As time went by, more and more of Bolsonaro’s supporters started to mimic his habit of making a gun gesture with his hand, alluding to his main promise against violence: to give police a licence to kill people suspected of criminal activities.

What can be expected from Bolsonaro’s presidency?

“There will be resistance, there will be opposition, there will be street mobilisations. Our voices will not be silenced”. These are the promises made by Guilherme Boulos, the PSOL (Partido Socialismo e Liberdade) candidate. “Bolsonaro won the election by exploiting people’s fears and their disillusionment with politics. But the fact that he won the election does not mean he owns the country”.

The extreme positions held by the President-elect of the largest South-American democracy have been recounted around the world over the past few weeks. But what can be expected, realistically, from Bolsonaro’s presidency? Dom Phillips, the Guardian’s correspondent, has highlighted the fact that so far there have been high-flown promises, but very few details.

For a country that is currently trying to recover from the worst economic recession in its history, the winning electoral manifesto promises growth, low inflation and new jobs. The most likely Minister of Finance is Paolo Guedes, co-founder of the BTG Pactual bank, a man with libertarian leanings who wants to push for the privatisation of state-run businesses (although Bolsonaro has already vetoed this for Petrobras and Eletrobras), for the revision of the costly pension system and the introduction of a twenty-year ceiling on spending.

In terms of security, a hot-topic issue given over 63,000 homicides last year, Bolsonaro has promised a hard line: liberalisation of gun ownership, chemical castration for rapists, immunity for police officers who kill criminals (5,144 people already died at the hands of law enforcement in 2017). However, even in these matters, details are scarce: it is not clear how he wants to fight drug trafficking, or whether there will be investment in technological innovation and investigative resources for the police force.
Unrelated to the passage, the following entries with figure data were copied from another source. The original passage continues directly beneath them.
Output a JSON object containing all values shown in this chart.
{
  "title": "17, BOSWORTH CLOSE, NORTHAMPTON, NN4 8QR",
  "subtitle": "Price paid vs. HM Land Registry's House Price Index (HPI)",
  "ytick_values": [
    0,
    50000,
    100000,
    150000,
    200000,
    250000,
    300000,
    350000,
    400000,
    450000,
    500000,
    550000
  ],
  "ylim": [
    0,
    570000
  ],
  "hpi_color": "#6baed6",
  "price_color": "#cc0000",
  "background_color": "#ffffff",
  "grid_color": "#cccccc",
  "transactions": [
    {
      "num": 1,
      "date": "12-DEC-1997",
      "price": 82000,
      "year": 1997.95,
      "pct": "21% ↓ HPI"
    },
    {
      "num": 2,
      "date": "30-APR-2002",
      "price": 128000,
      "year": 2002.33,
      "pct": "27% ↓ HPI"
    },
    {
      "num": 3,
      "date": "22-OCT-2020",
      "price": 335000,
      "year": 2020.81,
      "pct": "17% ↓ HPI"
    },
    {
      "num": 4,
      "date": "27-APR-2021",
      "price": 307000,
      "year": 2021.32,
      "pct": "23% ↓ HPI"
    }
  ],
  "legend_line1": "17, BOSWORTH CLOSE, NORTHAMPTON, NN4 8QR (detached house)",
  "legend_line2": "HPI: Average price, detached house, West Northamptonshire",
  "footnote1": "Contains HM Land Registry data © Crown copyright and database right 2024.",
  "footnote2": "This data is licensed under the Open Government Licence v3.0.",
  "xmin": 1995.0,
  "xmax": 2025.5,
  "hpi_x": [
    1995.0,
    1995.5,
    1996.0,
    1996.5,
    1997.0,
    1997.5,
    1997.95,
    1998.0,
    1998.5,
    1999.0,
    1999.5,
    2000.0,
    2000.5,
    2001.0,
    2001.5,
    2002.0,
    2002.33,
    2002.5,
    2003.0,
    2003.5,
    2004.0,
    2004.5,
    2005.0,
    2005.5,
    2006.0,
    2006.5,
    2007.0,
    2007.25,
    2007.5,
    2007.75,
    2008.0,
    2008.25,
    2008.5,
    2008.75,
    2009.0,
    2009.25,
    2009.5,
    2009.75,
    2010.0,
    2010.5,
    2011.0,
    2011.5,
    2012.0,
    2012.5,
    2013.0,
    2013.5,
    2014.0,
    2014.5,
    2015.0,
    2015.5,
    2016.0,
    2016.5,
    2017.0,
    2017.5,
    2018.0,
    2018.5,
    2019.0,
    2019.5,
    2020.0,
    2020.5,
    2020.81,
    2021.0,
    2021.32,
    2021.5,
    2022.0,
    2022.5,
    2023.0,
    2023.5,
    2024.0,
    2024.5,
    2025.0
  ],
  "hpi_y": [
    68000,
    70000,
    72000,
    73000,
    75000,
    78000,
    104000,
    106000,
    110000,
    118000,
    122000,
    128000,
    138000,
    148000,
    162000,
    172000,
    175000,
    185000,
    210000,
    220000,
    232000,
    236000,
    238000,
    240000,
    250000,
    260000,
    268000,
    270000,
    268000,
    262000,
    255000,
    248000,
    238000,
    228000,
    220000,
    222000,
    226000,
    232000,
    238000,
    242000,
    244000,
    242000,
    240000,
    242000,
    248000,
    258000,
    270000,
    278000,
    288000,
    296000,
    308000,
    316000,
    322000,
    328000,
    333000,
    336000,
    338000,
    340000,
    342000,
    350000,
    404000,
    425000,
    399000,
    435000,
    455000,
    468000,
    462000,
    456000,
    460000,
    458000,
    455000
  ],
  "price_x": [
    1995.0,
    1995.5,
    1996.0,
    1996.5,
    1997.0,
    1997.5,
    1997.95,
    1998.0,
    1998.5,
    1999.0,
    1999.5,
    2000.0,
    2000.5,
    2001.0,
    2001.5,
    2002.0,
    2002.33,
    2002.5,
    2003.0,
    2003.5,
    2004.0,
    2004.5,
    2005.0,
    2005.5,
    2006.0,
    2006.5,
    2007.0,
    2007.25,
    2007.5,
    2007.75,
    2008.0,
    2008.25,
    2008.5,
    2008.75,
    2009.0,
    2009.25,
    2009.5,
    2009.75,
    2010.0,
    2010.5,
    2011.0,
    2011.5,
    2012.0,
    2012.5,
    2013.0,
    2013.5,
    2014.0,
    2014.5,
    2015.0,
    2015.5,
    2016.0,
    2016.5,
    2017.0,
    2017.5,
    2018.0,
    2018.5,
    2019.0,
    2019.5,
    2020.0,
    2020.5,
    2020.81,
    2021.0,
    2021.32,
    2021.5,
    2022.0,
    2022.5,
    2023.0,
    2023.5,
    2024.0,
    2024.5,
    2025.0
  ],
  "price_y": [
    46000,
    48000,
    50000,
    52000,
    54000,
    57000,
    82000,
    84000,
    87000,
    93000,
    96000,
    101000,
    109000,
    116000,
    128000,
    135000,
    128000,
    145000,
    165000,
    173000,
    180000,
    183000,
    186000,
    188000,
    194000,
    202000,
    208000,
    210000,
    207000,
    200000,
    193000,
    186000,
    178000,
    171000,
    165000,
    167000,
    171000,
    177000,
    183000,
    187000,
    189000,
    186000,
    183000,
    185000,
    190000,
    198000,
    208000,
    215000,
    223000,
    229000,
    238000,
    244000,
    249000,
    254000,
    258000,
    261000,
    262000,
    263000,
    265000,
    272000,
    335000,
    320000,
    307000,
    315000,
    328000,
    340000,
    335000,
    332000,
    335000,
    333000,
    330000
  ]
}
Read also: Brazil, Amazon reforestation at risk with Jair Bolsonaro’s election

Brazil will probably have to say goodbye to its Ministry for the Environment, which will be incorporated into the Ministry for Agriculture (where corporate lobbyists have great power). The promise of abandoning the Paris Agreement was recanted a few days before the vote, but the worries of environmentalists and the indigenous population are directed mostly at the Amazon basin. In the eyes of the President-elect, the reforestation efforts undergone in the past few years are a threat, because they exclude 136 million hectares from the state’s jurisdiction. “We’re on high alert”, Beto Marubo, the representative of the Vale do Javari reserve, said to The Guardian.

There is also great worry among the LGBT community: the situation is already dire, with 445 homicides in 2017 motivated by homophobia. After Bolsonaro’s first-round victory (who, incidentally, said in 2011 that he would rather see his son die in an accident than see him with a man with a moustache), threats to homosexuals and transsexuals greatly increased.

Bolsonaro has promised that the educational system will be purified from the “ideology” of the previous governments, favouring the teaching of science and technology, along with traditional family values. Also, the legacy of the military regime that led Brazil between 1964 and 1985 will be re-evaluated in a positive light, perhaps glossing over the over 400 murders of left-wing activists, and the thousands of instances of torture.